I got up to take a friend to the airport at 5am this morning, and I ran into three complete strangers who said “good morning” like the meant it. What the fuck? Who is that cordial at 5am? It must be a secret club and that is their special handshake. So I could be writing right now, but I’m much more interested in wasting time blogging until the coffee wears off and I pass out in my chair.
The payoff for me getting up this early, however, is that my friend is going to let me use her car for the next six months. It’s a newish fancy Volvo. How hilarious is that? Last night I was braving torrential rainstorms and furious winds on the bridge on my bad ass motorcycle, and this morning I’m getting up early and driving a Volvo. What madness is next? Next I’ll be quoting Dr. Phil and saying things like “darn it!”, calling gated stucco communities “cute”, and having a well balanced diet. Somebody kill me before the transformation is complete
I’ve been thinking about writing a lot, and having a little of the “wtf am I doing?” conversation. Not bad, but a little. Thanks to Lauren for “own that shit”…I’m going to remember that. Anyway…back to writing. I recently finished “To the Lighthouse” by Virginia Wolfe, and even though I wouldn’t say I liked it (I know I know I know…baaad Spencer, but c’mon…it was work), but it has transformed how I think about writing. I’ve been trying to articulate this transformation, but I just sound like a retarded grad student (hence, Mongoloid). What she accomplished is fucking amazing.
Let me try to work it out here. She captured the internal world of people in such a genuine and compelling way, and turned the ordinary into poetry (ok, her amazing sentences helped with that too). But really…look at how she followed Mrs. Ramsey’s train of thought as she’s knitting the stocking for whoever in the Lighthouse. She focuses on it, then on her son, then on her husband, then on Lilly, focusing on how people interrelate, the nature of her husband’s need vs. her own, etc. That’s how brains work, I think. We worry about the random and the existential and the personal and the thing right in front of us as our hands work, and our eyes move around a room. And then she immediately shifts into another, completely distinct train of thought from someone completely different and weaves it together with Mrs. Ramsey’s. I do that and it sounds like nails on a chalkboard or white noise. She does it and it sounds like a symphony.

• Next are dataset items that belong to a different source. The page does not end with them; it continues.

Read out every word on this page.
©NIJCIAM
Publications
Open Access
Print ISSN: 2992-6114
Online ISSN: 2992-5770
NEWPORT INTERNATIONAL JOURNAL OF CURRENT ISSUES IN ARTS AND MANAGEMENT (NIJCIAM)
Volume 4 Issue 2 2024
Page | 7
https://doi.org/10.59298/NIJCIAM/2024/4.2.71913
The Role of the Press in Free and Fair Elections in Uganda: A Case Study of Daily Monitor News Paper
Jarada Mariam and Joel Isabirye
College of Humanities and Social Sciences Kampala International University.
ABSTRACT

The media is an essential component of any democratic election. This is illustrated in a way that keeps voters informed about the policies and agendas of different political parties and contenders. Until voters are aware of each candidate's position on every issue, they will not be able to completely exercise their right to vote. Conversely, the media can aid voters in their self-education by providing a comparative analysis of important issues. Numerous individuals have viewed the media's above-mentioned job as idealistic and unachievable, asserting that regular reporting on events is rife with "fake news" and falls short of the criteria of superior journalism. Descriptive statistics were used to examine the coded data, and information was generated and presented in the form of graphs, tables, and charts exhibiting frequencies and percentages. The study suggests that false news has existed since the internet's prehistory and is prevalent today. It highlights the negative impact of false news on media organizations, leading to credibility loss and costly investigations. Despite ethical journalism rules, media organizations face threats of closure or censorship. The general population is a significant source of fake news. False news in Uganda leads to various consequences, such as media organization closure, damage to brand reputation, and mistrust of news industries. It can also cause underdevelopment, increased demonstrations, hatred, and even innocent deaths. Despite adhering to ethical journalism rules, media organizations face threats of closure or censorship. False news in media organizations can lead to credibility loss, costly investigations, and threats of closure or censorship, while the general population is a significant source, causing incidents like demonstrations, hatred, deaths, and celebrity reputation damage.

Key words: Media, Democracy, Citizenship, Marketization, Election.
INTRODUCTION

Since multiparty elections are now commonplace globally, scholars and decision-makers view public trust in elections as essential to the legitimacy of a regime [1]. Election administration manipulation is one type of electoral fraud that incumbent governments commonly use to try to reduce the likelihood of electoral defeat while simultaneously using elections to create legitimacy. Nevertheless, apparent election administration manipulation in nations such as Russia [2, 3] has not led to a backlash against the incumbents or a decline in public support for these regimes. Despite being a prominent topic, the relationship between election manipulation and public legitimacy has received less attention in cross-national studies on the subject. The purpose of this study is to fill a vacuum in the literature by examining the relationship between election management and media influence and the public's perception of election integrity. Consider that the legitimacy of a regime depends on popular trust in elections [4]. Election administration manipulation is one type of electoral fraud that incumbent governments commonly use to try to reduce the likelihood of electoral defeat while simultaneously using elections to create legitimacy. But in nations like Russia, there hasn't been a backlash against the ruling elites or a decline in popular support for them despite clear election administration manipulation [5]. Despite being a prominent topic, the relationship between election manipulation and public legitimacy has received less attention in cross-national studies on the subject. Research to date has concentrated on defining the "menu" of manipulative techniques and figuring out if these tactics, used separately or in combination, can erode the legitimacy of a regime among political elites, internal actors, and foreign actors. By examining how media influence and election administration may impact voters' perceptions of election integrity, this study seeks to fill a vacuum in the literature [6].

I see the same scene and describe in excruciating detail the physical world, sprinkle some dialog, keep the action going, maybe include a sentence or two about the internal world, but then move on. She dives right in, stays in that moment FOREVER, going deep…very deep, and does it in a way that even though I don’t want to finish the damn book, I can’t put it down. I care about Mr. and Mrs. Ramesy’s strange and nice compatability and Lilly’s struggle as an artist and even the opium soaked poet. How do I infuse that inspiration and depth into my own writing? I mean, I’m not looking to be any Virgina Wolfe, but I want to give some aspect of my stories that level of depth in some way. Ugh. I know, I know, just keep going and own that shit.
Ha! Music has now moved to WOXY.com, where I just heard the best lyric EVER: “Is there a doctor in the house? In the house of pancakes?” Luna/IHOP
I’ll stop now before this post completely careens into the psychotic.